In case of a fully autonomous weapons system, however, the target selection, the distinction between combatants and civilians, the decision to attack and finally the weapons deployment itself would be made autonomously by the system without any human intervention. The military interest in an increased autonomy is based on two decisive advantages: On the one hand, an autonomous system can continue to act even with the communication connection to the base station being interrupted. On the other hand, it allows a faster response in combat situations, as there are no delays anymore due to radio transmission of sensor data or control commands and due to the decision-making process of the human operator resulting in the order to go into action. For this reason, high priority is given to an increased autonomy of military systems including weapons systems by some key actors in their strategic considerations.

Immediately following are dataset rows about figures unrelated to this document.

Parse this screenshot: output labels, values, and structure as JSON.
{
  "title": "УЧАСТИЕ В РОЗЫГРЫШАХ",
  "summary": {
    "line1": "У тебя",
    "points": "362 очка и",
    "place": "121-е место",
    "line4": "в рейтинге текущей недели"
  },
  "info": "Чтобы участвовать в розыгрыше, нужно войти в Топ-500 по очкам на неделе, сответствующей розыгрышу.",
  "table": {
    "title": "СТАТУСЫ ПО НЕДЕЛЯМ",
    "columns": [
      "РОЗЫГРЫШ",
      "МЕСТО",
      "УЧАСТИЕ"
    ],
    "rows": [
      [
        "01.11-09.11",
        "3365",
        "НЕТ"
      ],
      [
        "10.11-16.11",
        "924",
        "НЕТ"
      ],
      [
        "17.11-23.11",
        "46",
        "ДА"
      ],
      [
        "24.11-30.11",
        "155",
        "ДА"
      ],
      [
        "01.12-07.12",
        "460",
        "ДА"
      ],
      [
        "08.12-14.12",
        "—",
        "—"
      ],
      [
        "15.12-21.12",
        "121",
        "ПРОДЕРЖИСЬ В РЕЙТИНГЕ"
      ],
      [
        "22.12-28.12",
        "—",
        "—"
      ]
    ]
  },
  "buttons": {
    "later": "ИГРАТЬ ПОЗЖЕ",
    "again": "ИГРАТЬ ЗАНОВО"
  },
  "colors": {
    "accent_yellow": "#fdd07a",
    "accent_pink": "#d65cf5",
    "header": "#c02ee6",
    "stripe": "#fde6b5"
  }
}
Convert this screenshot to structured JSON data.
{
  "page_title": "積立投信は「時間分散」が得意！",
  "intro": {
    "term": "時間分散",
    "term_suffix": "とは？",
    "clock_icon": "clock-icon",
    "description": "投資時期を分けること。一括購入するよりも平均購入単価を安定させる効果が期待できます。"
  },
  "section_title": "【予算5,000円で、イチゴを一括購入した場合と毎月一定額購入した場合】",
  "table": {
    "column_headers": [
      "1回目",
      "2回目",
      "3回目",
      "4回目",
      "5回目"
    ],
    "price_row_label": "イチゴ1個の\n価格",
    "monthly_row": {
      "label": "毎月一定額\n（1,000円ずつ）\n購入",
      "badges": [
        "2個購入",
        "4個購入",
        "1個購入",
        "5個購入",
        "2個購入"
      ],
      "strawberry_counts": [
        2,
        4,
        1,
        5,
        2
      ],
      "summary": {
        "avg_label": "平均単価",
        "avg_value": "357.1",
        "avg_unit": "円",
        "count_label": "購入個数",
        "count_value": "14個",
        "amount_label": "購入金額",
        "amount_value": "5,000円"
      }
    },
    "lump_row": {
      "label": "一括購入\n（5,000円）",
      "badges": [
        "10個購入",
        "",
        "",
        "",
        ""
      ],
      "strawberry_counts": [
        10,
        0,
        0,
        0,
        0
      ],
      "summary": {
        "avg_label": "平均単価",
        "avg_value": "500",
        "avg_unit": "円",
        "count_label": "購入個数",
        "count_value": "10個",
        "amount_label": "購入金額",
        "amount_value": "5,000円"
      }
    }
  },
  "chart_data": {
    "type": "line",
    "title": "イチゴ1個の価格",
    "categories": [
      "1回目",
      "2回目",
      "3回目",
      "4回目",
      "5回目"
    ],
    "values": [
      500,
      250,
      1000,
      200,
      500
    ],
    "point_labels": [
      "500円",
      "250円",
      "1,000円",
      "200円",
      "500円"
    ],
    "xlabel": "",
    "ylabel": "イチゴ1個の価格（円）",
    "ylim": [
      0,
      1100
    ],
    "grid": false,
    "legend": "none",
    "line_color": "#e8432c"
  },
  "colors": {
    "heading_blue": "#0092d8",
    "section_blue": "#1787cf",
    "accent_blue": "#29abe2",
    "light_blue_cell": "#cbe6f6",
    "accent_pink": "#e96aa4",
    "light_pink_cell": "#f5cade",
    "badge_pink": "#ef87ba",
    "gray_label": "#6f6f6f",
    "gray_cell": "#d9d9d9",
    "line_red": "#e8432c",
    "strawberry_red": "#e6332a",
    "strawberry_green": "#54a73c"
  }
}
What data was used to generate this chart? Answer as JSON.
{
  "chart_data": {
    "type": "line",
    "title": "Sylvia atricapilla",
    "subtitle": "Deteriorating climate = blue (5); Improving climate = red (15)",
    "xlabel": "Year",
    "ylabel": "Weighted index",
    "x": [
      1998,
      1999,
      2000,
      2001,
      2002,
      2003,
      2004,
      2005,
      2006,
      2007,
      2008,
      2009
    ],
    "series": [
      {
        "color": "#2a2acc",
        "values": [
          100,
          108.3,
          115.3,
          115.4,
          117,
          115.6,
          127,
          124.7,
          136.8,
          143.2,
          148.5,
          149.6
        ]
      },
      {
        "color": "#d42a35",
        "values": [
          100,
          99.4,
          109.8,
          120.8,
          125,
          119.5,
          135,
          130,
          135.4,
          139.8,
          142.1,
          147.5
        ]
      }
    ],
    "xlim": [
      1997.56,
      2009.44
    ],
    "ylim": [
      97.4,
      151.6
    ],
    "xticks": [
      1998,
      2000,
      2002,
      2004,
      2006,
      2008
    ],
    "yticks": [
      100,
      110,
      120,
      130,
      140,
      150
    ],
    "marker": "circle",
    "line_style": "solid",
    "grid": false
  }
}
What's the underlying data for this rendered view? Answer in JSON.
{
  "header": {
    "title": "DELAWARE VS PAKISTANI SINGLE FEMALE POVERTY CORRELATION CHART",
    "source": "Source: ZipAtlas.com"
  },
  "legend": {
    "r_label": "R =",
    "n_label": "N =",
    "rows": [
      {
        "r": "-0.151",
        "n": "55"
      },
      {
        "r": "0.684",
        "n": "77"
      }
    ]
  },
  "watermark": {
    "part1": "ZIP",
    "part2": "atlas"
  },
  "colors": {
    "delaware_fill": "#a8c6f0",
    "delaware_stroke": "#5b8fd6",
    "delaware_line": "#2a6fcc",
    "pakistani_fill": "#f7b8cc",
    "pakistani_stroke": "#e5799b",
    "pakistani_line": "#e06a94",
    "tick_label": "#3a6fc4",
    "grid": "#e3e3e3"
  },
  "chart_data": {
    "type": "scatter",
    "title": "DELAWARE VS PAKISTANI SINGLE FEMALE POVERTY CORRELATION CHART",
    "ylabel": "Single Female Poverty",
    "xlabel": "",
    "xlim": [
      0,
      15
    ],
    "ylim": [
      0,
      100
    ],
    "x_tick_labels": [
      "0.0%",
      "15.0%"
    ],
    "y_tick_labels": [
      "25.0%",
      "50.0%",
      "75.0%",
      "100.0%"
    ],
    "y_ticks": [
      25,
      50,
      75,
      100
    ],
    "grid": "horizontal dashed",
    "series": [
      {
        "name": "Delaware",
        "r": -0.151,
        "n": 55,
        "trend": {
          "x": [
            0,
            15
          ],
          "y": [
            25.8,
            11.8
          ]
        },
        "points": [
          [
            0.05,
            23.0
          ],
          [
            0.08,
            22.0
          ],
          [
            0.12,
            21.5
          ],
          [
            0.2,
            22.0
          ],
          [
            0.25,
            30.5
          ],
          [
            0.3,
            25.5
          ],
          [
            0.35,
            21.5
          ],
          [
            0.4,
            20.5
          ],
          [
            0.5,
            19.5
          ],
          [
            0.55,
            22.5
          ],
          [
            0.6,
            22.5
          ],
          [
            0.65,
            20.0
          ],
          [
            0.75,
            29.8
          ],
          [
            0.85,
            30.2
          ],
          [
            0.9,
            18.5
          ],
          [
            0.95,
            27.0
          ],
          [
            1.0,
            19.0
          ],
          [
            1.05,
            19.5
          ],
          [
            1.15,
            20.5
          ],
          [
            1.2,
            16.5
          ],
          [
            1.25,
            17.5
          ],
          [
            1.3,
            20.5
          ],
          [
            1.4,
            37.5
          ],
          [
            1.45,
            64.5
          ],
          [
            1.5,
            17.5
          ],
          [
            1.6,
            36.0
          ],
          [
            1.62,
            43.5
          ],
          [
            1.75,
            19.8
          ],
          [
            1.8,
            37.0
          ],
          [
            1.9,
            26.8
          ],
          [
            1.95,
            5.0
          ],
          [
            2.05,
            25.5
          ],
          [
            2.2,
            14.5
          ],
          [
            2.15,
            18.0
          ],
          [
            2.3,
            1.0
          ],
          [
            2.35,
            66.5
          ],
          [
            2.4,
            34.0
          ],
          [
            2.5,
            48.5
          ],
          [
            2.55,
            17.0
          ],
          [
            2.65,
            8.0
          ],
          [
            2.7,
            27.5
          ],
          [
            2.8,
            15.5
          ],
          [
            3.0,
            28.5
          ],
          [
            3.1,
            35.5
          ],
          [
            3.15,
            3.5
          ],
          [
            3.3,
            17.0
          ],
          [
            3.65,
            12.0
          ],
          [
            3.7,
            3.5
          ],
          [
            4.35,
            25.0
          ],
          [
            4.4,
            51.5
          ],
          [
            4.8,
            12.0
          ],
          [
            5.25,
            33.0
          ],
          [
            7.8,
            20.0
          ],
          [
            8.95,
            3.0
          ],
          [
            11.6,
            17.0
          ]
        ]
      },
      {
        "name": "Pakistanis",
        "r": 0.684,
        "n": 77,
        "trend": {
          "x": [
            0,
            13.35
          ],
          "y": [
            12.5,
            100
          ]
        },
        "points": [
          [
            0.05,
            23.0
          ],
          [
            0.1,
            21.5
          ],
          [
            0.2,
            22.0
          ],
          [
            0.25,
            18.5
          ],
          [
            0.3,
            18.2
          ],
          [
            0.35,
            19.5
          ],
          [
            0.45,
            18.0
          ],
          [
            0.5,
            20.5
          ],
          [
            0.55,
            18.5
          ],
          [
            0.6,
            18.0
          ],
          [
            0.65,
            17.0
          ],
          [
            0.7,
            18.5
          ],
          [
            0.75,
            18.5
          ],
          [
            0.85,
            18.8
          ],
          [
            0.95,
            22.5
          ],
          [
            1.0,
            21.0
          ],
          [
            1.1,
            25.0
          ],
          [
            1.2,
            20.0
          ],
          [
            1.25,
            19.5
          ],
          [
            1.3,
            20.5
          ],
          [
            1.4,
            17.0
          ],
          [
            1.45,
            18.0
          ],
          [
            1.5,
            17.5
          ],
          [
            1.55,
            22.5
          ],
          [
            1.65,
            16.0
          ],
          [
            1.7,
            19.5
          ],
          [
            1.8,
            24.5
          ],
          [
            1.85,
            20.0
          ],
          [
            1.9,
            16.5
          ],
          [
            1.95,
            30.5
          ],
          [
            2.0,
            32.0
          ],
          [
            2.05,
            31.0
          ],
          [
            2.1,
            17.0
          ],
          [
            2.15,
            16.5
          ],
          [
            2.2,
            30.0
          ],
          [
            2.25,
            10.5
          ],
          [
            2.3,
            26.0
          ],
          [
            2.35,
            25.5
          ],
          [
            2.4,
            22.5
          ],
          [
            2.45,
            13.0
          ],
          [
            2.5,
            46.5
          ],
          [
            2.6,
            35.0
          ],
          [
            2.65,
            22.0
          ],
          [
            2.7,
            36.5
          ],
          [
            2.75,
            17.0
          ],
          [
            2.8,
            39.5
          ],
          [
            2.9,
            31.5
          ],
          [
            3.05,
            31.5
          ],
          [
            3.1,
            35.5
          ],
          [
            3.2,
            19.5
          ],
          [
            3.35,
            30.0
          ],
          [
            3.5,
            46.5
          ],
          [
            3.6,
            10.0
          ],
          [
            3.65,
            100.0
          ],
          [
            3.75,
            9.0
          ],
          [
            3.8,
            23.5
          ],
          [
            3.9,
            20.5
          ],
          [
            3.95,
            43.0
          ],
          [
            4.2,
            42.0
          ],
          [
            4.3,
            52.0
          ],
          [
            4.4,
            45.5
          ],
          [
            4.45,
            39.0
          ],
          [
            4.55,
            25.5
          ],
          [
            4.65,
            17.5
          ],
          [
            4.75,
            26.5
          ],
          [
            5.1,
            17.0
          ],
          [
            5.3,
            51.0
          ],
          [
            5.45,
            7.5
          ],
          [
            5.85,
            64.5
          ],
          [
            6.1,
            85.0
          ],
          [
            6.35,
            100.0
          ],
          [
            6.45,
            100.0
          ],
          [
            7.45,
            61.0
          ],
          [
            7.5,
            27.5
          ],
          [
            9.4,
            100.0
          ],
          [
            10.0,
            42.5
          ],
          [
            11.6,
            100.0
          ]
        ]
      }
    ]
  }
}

From an ethical point of view, this development is the subject of controversial debates, particularly with regard to fully autonomous armed systems: The debate focuses on the question of how far it is ethically acceptable and shall be politically admissible to let machines take decisions autonomously about the life and death of humans in combat. In this context, in an open letter in 2015, more than 20,000 people – among them numerous AI researchers and well-known personalities such as Stephen Hawking and Elon Musk – called for a ban on offensive autonomous weapons. Human rights organisations (Human Rights Watch, for example, coordinates the campaign »Stop Killer Robots« initiated by a network of national and international NGOs) and the German Federal Government (according to its coalition agreement) are also calling for a ban on those weapons systems.

Objectives and approach

In 2011 already, the TAB presented an inventory and impact assessment regarding the military use of unmanned systems (TAB working report no. 144 »Status quo and perspectives of the military use of unmanned systems«) which, however, did not focus particularly on autonomous combat missions of such systems. Based on this previous study, three thematic areas shall be examined in the new TA project: technical aspects, ethical issues and international policy issues.

Technical aspects: The objective is to investigate how the technological maturity and the development prospects of autonomous weapons systems have evolved compared to the status quo of 2011. On that basis, the assessments made in the TAB report of 2011 shall be updated and supplemented focusing on (fully) autonomous combat missions.

Ethical issues: In view of the very different degrees of autonomy and intended purposes of unmanned military systems, the objective is to engage in a differentiated discussion on their ethical implications. In this context, special emphasis shall be put on integrability with regard to issues concerning law or practical life, e. g. concerning questions of responsibility and liability as well as regarding international humanitarian law or human rights.

International policy issues: The objective is to investigate which implications for security policy might result from a potential availability of autonomous weapons systems. For example, there is reason to fear that the decision to use weapons in a conflict would be taken more easily if it is possible to deploy autonomous weapons systems instead of human soldiers. This might have a destabilising effect and make wars more likely. From an arms control policy perspective, the question is which options for action Germany has at the international level to promote the intended ban on lethal autonomous weapons.

Project progress

The three thematic areas mentioned above are currently being examined by an external expert analysis each. Based on the results of these expert analyses, a subsequent project phase shall include in-depth dealing with the topic which shall be adapted explicitly to the need for advice of the German Bundestag. It can be anticipated that during this phase special emphasis will be put on issues regarding international humanitarian law.